Un problema per la squadra di mister Paci, che pur giocando bene e producendo una buona mole di gioco, fatica enormemente sia ad andare al tiro che a farlo in modo efficace. La sola assenza di Santiago Minella, ormai atavica, non può essere una completa giustificazione, avendo in organico tre punte di ruolo (Gómez 6 reti, Souare 2 gol e Calabrese, appena arrivato, 3 presenze), oltre a tre trequartisti eclettici e di qualità come Bonandi, Buonocunto e Pellecchia. Un lusso per la categoria, che i biancorossi però non sanno sfruttare a dovere.
Leoni al “Morgagni”, ma agnelli fuori casa, inoltre. Altro dato allarmante ed inquietante è infatti l’enorme differenza fra rendimento casalingo ed in trasferta. Sia in fatto di punti conquistati (il 75% in casa), che di prolificità offensiva ed impermeabilità difensiva. Fra le mura amiche del “Morgagni” i Galletti hanno infatti un ruolino da primissimi posti: con 6 vittorie, 4 pareggi ed una sola sconfitta, per un totale di 22 punti in 11 partite (2 punti di media a gara, 14 gol fatti e 7 subiti), che li colloca al 3º posto della speciale classifica, dietro alle due corazzate Mantova e Fiorenzuola.
D’altro canto la versione export della Paci band è clamorosamente deficitaria ed inversamente proporzionale alla casalinga. Solo 7 infatti sono i punti conquistati da Bonandi e soci lontano da Forlì (in ben 12 gare, con 11 gf e 19 gs), che li condanna all’ultimo posto: peggio di Ciliverghe (7 punti, ma in 11 partite) ed addirittura dell’Alfonsine (8 punti in 11 partite). Un dato pericoloso e che fa riflettere, ancor più della scarsa propensione ad andare a rete, con la difesa che non sembra affatto ermetica come invece pare sul prato di casa. Le 19 reti incassate, quasi il triplo di quelle subite a domicilio, spiegano infatti molto bene il punto debole della squadra, che invece in attacco produce poco meno rispetto alle gare interne. In casa, un terzo delle reti subite ed il triplo dei punti conquistati: questo dato dice tutto.

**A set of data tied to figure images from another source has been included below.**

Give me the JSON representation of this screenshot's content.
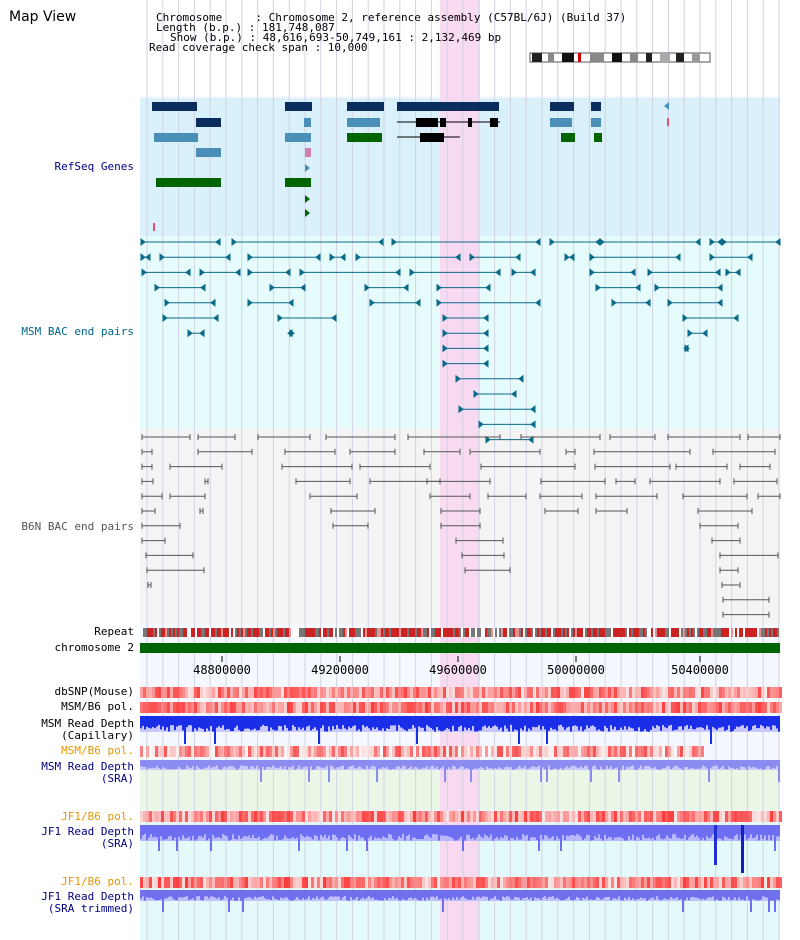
{
  "app": {
    "title": "Map View"
  },
  "header": {
    "chromosome_line": "Chromosome     : Chromosome 2, reference assembly (C57BL/6J) (Build 37)",
    "length_line": "Length (b.p.) : 181,748,087",
    "show_line": "Show (b.p.) : 48,616,693-50,749,161 : 2,132,469 bp",
    "coverage_line": "Read coverage check span : 10,000"
  },
  "tracks": {
    "refseq": "RefSeq Genes",
    "msm_bac": "MSM BAC end pairs",
    "b6n_bac": "B6N BAC end pairs",
    "repeat": "Repeat",
    "chromosome": "chromosome 2",
    "dbsnp": "dbSNP(Mouse)",
    "msm_b6_pol": "MSM/B6 pol.",
    "msm_read_depth": "MSM Read Depth",
    "capillary": "(Capillary)",
    "msm_b6_pol2": "MSM/B6 pol.",
    "msm_read_depth2": "MSM Read Depth",
    "sra": "(SRA)",
    "jf1_b6_pol": "JF1/B6 pol.",
    "jf1_read_depth": "JF1 Read Depth",
    "sra2": "(SRA)",
    "jf1_b6_pol2": "JF1/B6 pol.",
    "jf1_read_depth2": "JF1 Read Depth",
    "sra_trimmed": "(SRA trimmed)"
  },
  "axis": {
    "ticks": [
      "48800000",
      "49200000",
      "49600000",
      "50000000",
      "50400000"
    ]
  },
  "colors": {
    "refseq_bg": "#daf0fa",
    "msm_bg": "#e6fbfb",
    "b6n_bg": "#f4f4f4",
    "highlight": "#f8d8f0",
    "chromosome": "#006400",
    "label_navy": "#000080",
    "label_teal": "#006688",
    "label_orange": "#e69500"
  }
}
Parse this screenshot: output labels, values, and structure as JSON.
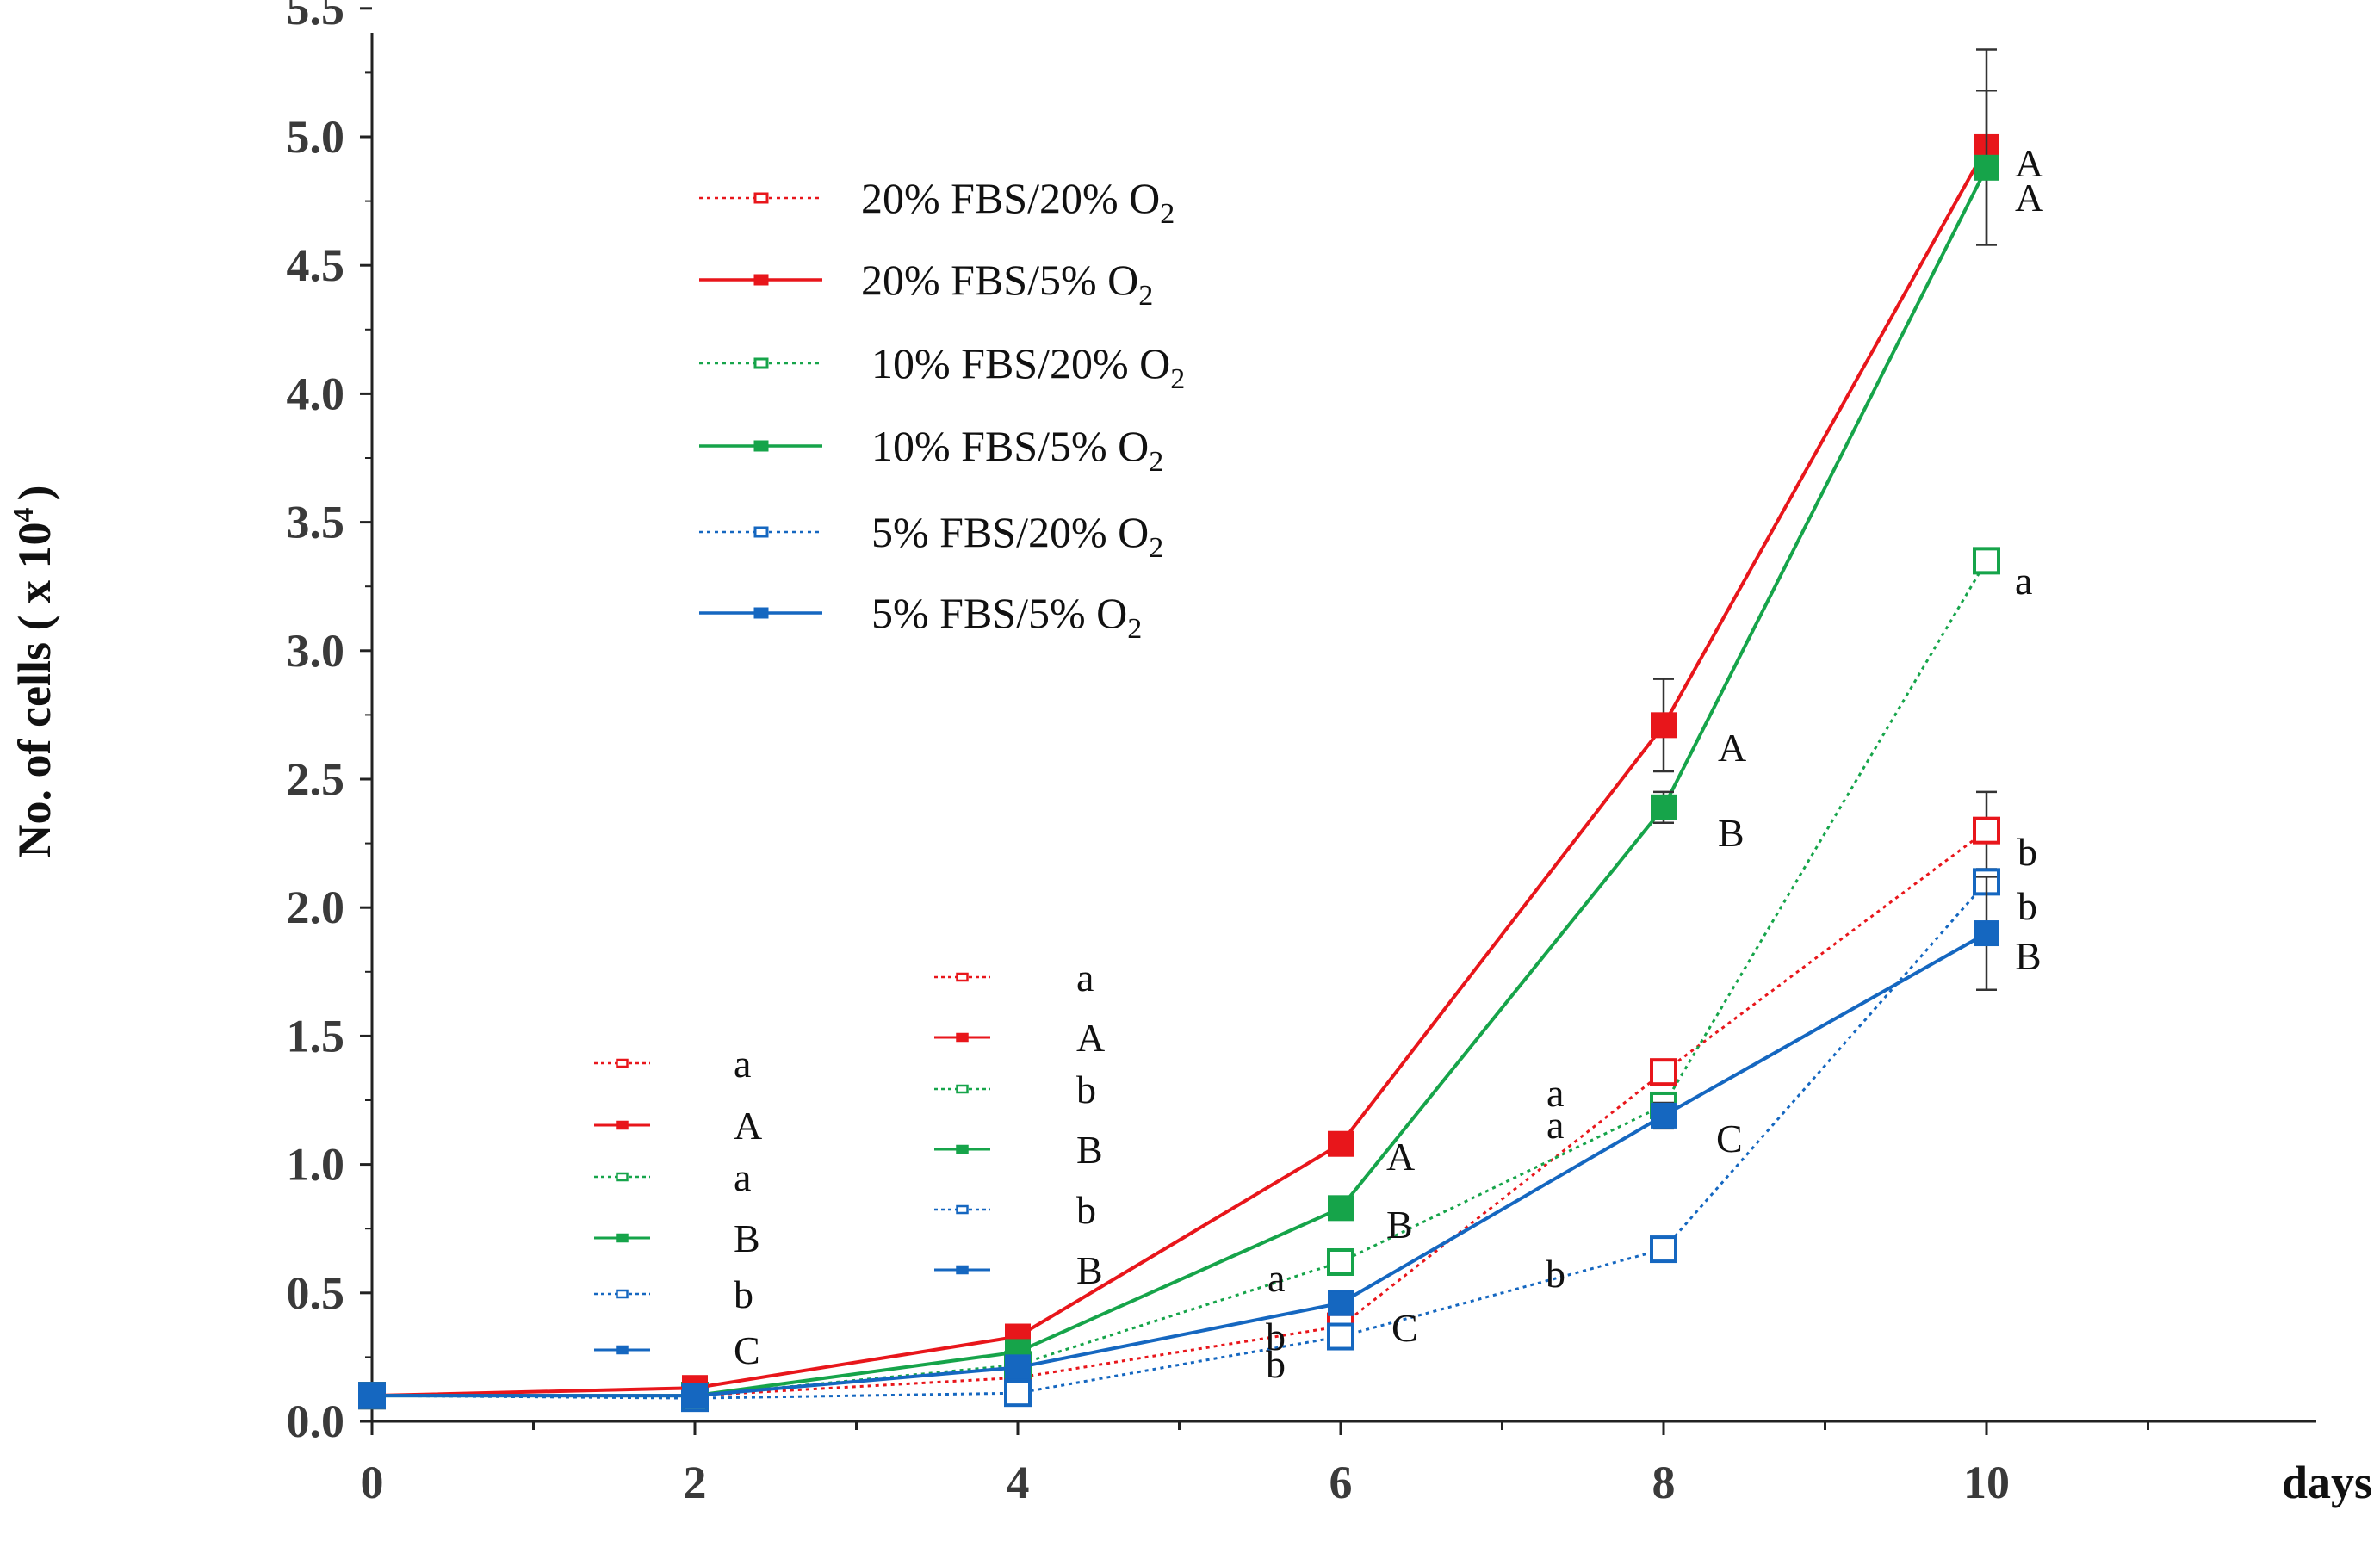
{
  "chart_data": {
    "type": "line",
    "xlabel": "days",
    "ylabel": "No. of cells ( x 10",
    "ylabel_sup": "4",
    "ylabel_end": ")",
    "xlim": [
      0,
      12
    ],
    "ylim": [
      0.0,
      5.5
    ],
    "x_ticks": [
      "0",
      "2",
      "4",
      "6",
      "8",
      "10"
    ],
    "y_ticks": [
      "0.0",
      "0.5",
      "1.0",
      "1.5",
      "2.0",
      "2.5",
      "3.0",
      "3.5",
      "4.0",
      "4.5",
      "5.0",
      "5.5"
    ],
    "x": [
      0,
      2,
      4,
      6,
      8,
      10
    ],
    "series": [
      {
        "name": "20% FBS/20% O",
        "sub": "2",
        "color": "#e8161b",
        "dashed": true,
        "filled": false,
        "values": [
          0.1,
          0.1,
          0.17,
          0.37,
          1.36,
          2.3
        ],
        "errors": [
          0,
          0,
          0,
          0,
          0,
          0.15
        ]
      },
      {
        "name": "20% FBS/5% O",
        "sub": "2",
        "color": "#e8161b",
        "dashed": false,
        "filled": true,
        "values": [
          0.1,
          0.13,
          0.33,
          1.08,
          2.71,
          4.96
        ],
        "errors": [
          0,
          0,
          0,
          0.03,
          0.18,
          0.38
        ]
      },
      {
        "name": "10% FBS/20% O",
        "sub": "2",
        "color": "#16a44a",
        "dashed": true,
        "filled": false,
        "values": [
          0.1,
          0.1,
          0.22,
          0.62,
          1.23,
          3.35
        ],
        "errors": [
          0,
          0,
          0,
          0,
          0,
          0
        ]
      },
      {
        "name": "10% FBS/5% O",
        "sub": "2",
        "color": "#16a44a",
        "dashed": false,
        "filled": true,
        "values": [
          0.1,
          0.1,
          0.27,
          0.83,
          2.39,
          4.88
        ],
        "errors": [
          0,
          0,
          0,
          0,
          0.06,
          0.3
        ]
      },
      {
        "name": "5% FBS/20% O",
        "sub": "2",
        "color": "#1567c0",
        "dashed": true,
        "filled": false,
        "values": [
          0.1,
          0.09,
          0.11,
          0.33,
          0.67,
          2.1
        ],
        "errors": [
          0,
          0,
          0,
          0,
          0,
          0
        ]
      },
      {
        "name": "5% FBS/5% O",
        "sub": "2",
        "color": "#1567c0",
        "dashed": false,
        "filled": true,
        "values": [
          0.1,
          0.1,
          0.21,
          0.46,
          1.19,
          1.9
        ],
        "errors": [
          0,
          0,
          0,
          0,
          0.05,
          0.22
        ]
      }
    ],
    "legend_placement": "upper-left inside plot",
    "annotations": [
      {
        "text": "A",
        "x": 10,
        "y": 4.96
      },
      {
        "text": "A",
        "x": 10,
        "y": 4.82
      },
      {
        "text": "a",
        "x": 10,
        "y": 3.35
      },
      {
        "text": "b",
        "x": 10,
        "y": 2.3
      },
      {
        "text": "b",
        "x": 10,
        "y": 2.1
      },
      {
        "text": "B",
        "x": 10,
        "y": 1.9
      },
      {
        "text": "A",
        "x": 8,
        "y": 2.71
      },
      {
        "text": "B",
        "x": 8,
        "y": 2.39
      },
      {
        "text": "a",
        "x": 8,
        "y": 1.36
      },
      {
        "text": "a",
        "x": 8,
        "y": 1.23
      },
      {
        "text": "C",
        "x": 8,
        "y": 1.19
      },
      {
        "text": "b",
        "x": 8,
        "y": 0.67
      },
      {
        "text": "A",
        "x": 6,
        "y": 1.05
      },
      {
        "text": "B",
        "x": 6,
        "y": 0.83
      },
      {
        "text": "a",
        "x": 6,
        "y": 0.62
      },
      {
        "text": "C",
        "x": 6,
        "y": 0.44
      },
      {
        "text": "b",
        "x": 6,
        "y": 0.4
      },
      {
        "text": "b",
        "x": 6,
        "y": 0.3
      }
    ],
    "stat_legends": [
      {
        "day": 4,
        "labels": [
          "a",
          "A",
          "a",
          "B",
          "b",
          "C"
        ]
      },
      {
        "day": 6,
        "labels": [
          "a",
          "A",
          "b",
          "B",
          "b",
          "B"
        ]
      }
    ]
  }
}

In tutto ciò, i risultati dell’ultimo periodo sono in picchiata. Dall’inizio di dicembre, cioè nelle ultime 10 partite, i Galletti hanno totalizzato solo 9 dei 30 punti disponibili, perdendo posizioni (erano quarti!) e riavvicinandosi pericolosamente alla zona playout. Per la verità la posizione, di per sé, non sarebbe malvagia (8º posto), ma è la distanza dalla zona calda (solo 3 lunghezze) a destare preoccupazione.
Cos’è successo ai Galletti? Beh, quest’anno di tutto! Da Minella a Baldinini, da Biasiol a Sedioli, gli infortuni hanno sicuramente pesato, come lo scarso rendimento di qualche altro elemento. In mezzo tanti piccoli-grandi guai, che hanno pregiudicato la difficile ricerca della giusta chimica da parte del mister, penalizzato nel suo lavoro. Possono però solo gli infortuni spiegare la flessione di gennaio? Non tutti concordano e qualcuno teme che l’alibi, unanimemente riconosciuto in un primo tempo, possa invece aver fatto rilassare troppo la squadra, che non ha adeguatamente reagito alle avversità, almeno sotto il profilo dei risultati… ma si sa che l’unico metro di giudizio restano quelli.
In definitiva, riassumendo, il record difensivo ed il rendimento casalingo sono ottimi e lascerebbero tranquilli, ma pare che a pesare, al momento, siano più i dati negativi. Di attacco (in generale), punti conquistati e gol subiti (in trasferta), che stanno spingendo i Galletti sempre più in basso. Ad 11 giornate dalla fine, dunque, nulla è deciso, nulla è compromesso e nulla è conquistato. Ma il trend dell’ultimo periodo andrà senz’altro invertito, pena sgradite sorprese che nessuno, due mesi fa, avrebbe mai immaginato. In guardia, Forlì: è ancora tutto nelle tue mani, o meglio, nei tuoi piedi!